Donald was the first child ever diagnosed with autism. Identified in the annals of autism as “Case 1 … Donald T,” he is the initial subject described in a 1943 medical article that announced the discovery of a condition unlike “anything reported so far,” the complex neurological ailment now most often called an autism spectrum disorder, or ASD. At the time, the condition was considered exceedingly rare, limited to Donald and 10 other children—Cases 2 through 11—also cited in that first article.
That was 67 years ago. Today, physicians, parents, and politicians regularly speak of an “epidemic” of autism. The rate of ASDs, which come in a range of forms and widely varying degrees of severity—hence spectrum—has been accelerating dramatically since the early 1990s, and some form of ASD is now estimated to affect one in every 110 American children. And nobody knows why.
To read the entire (wonderful) article click here.
Did you know that autism was first hypothesized by psychologists to be caused by bad mothering?
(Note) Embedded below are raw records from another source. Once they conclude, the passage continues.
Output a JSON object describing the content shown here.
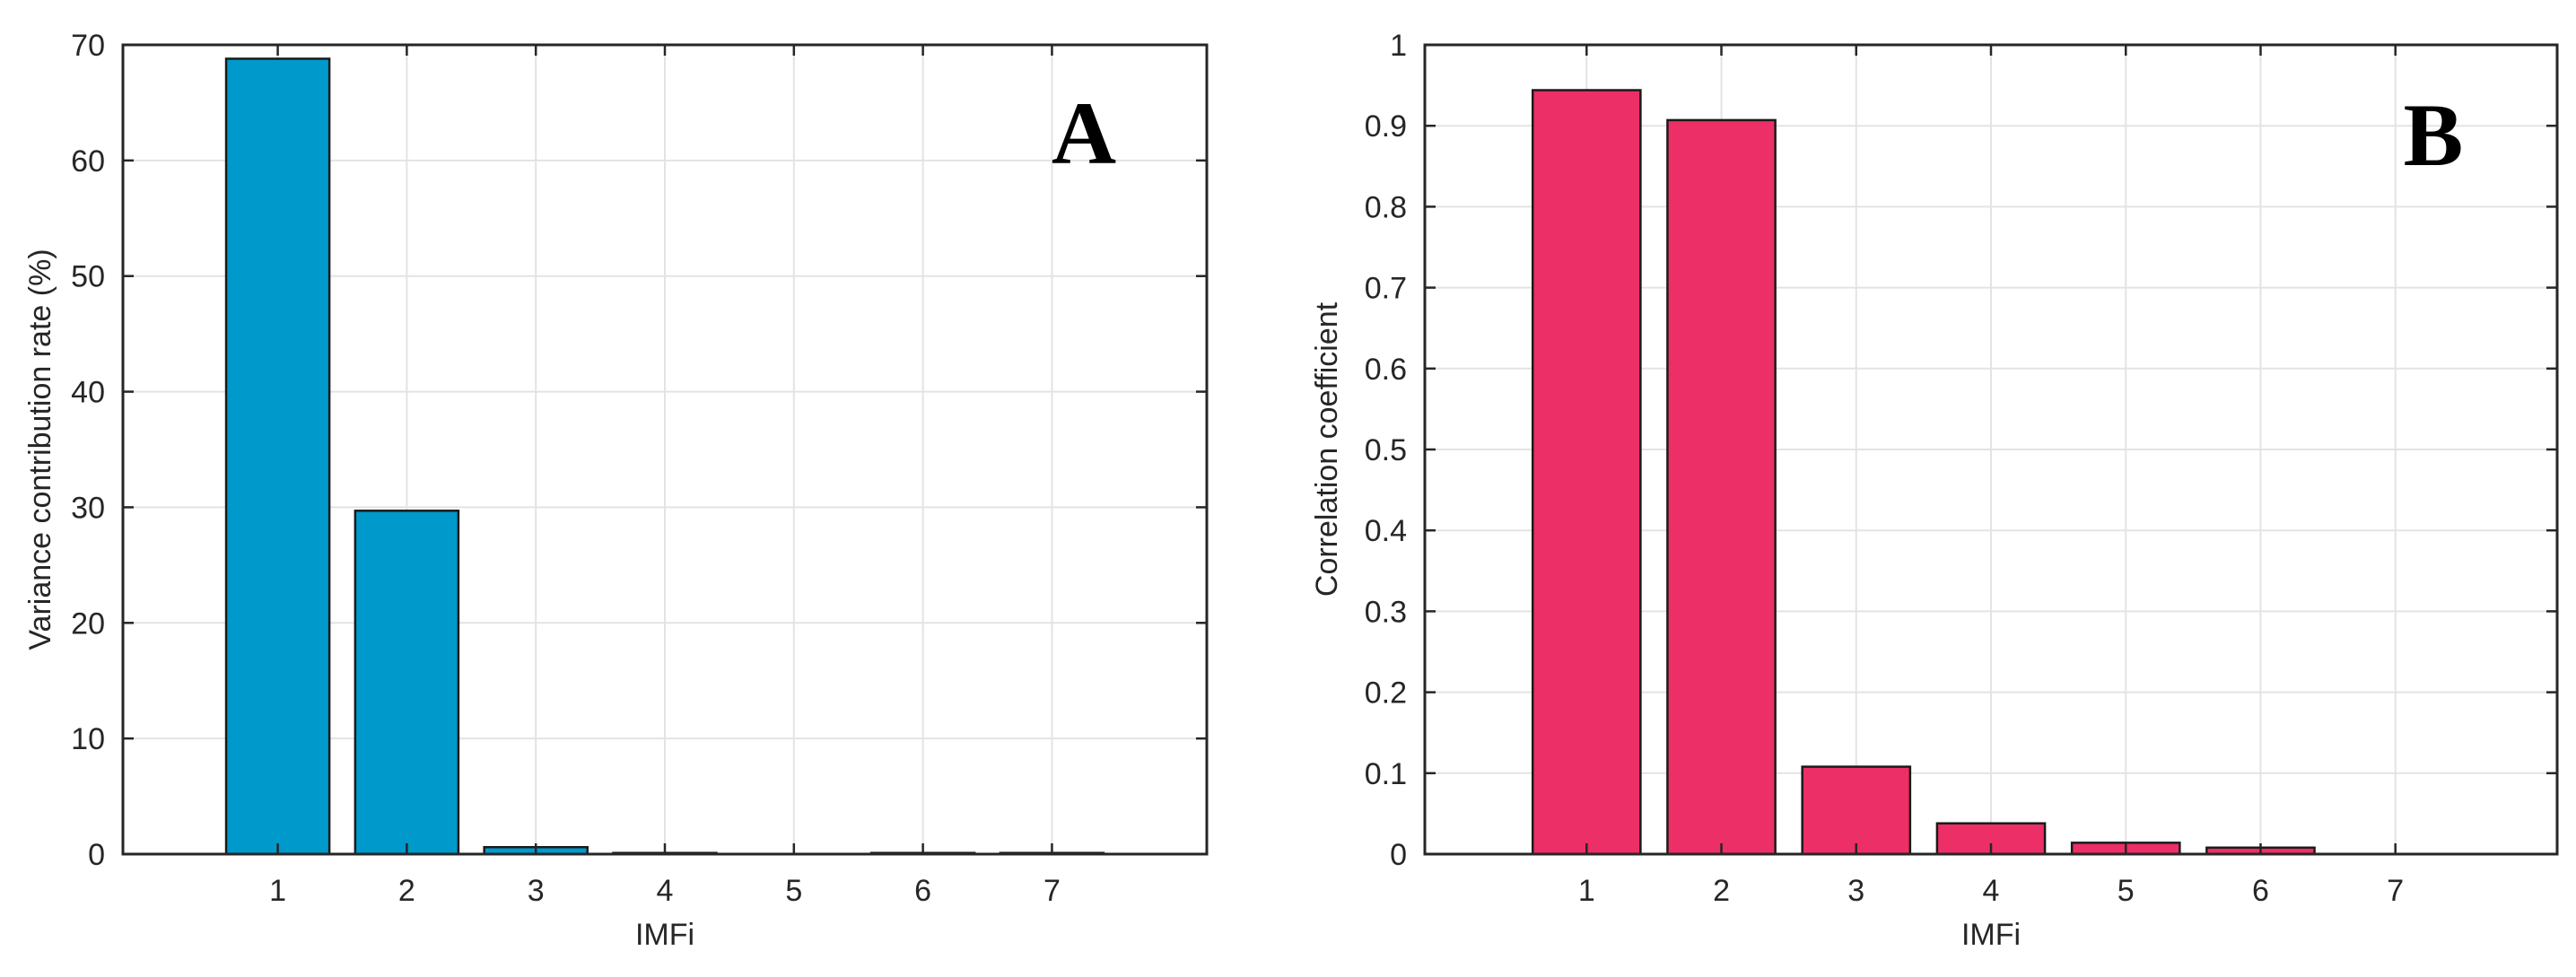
{
  "chart_data": [
    {
      "panel": "A",
      "type": "bar",
      "title": "",
      "panel_label": "A",
      "xlabel": "IMFi",
      "ylabel": "Variance contribution rate (%)",
      "categories": [
        "1",
        "2",
        "3",
        "4",
        "5",
        "6",
        "7"
      ],
      "values": [
        68.8,
        29.7,
        0.6,
        0.1,
        0.0,
        0.1,
        0.1
      ],
      "yticks": [
        "0",
        "10",
        "20",
        "30",
        "40",
        "50",
        "60",
        "70"
      ],
      "ylim": [
        0,
        70
      ],
      "xlim": [
        -0.2,
        8.2
      ],
      "grid": true,
      "legend": null,
      "bar_color": "#0099CC"
    },
    {
      "panel": "B",
      "type": "bar",
      "title": "",
      "panel_label": "B",
      "xlabel": "IMFi",
      "ylabel": "Correlation coefficient",
      "categories": [
        "1",
        "2",
        "3",
        "4",
        "5",
        "6",
        "7"
      ],
      "values": [
        0.944,
        0.907,
        0.108,
        0.038,
        0.014,
        0.008,
        0.0
      ],
      "yticks": [
        "0",
        "0.1",
        "0.2",
        "0.3",
        "0.4",
        "0.5",
        "0.6",
        "0.7",
        "0.8",
        "0.9",
        "1"
      ],
      "ylim": [
        0,
        1
      ],
      "xlim": [
        -0.2,
        8.2
      ],
      "grid": true,
      "legend": null,
      "bar_color": "#EC2F66"
    }
  ],
  "colors": {
    "bar_edge": "#1a1a1a",
    "axis": "#262626",
    "grid": "#e3e3e3",
    "tick_text": "#262626"
  }
}
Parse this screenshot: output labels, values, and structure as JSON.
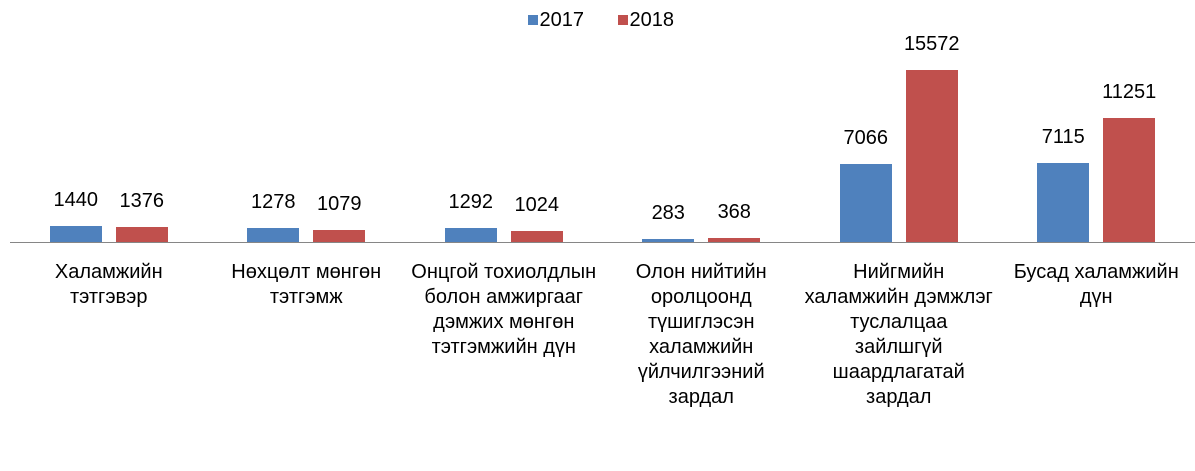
{
  "chart_data": {
    "type": "bar",
    "categories": [
      "Халамжийн тэтгэвэр",
      "Нөхцөлт мөнгөн тэтгэмж",
      "Онцгой тохиолдлын болон амжиргааг дэмжих мөнгөн тэтгэмжийн дүн",
      "Олон нийтийн оролцоонд түшиглэсэн халамжийн үйлчилгээний зардал",
      "Нийгмийн халамжийн дэмжлэг туслалцаа зайлшгүй шаардлагатай зардал",
      "Бусад халамжийн дүн"
    ],
    "series": [
      {
        "name": "2017",
        "color": "#4f81bd",
        "values": [
          1440,
          1278,
          1292,
          283,
          7066,
          7115
        ]
      },
      {
        "name": "2018",
        "color": "#c0504d",
        "values": [
          1376,
          1079,
          1024,
          368,
          15572,
          11251
        ]
      }
    ],
    "legend": "top"
  }
}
The thinking was that poor parenting caused children to isolate and make for themselves a safe but unreachable world. This was later discarded when it was found that autism has biological roots.
This mother told a little of her autistic son’s journey here.
He had a one-on-one aide all the way up until 8th grade, when we started to phase it out as he grew in confidence and abilities. The school originally wanted to send him “out of district” with all the other kids with autism, to a self-contained classroom, instead of kindergarten. I thought about Matt being in that classroom and never getting a chance to learn to do math, or read, or write reports, like I knew he could. You could just tell he WANTED to learn. He had already taught himself how to read. I decided I wanted him to be mainstreamed with a full time aide. I fought the school when they said they couldn’t do it, when I pointed out the fact that they would be giving up the money for him from the state, PLUS the money they would have to pay the other district to take him, plus the expense of bussing him there. I knew they could hire someone much cheaper than that, and they finally agreed with me.
He has earned not one, but TWO Associate’s Degrees at the college, and is now taking classes “just for fun.”
While we as a society have learned a great deal and put together some outstanding services for children on the autism spectrum (think Easterseals), there remains a gap in support and services as these children reach adulthood.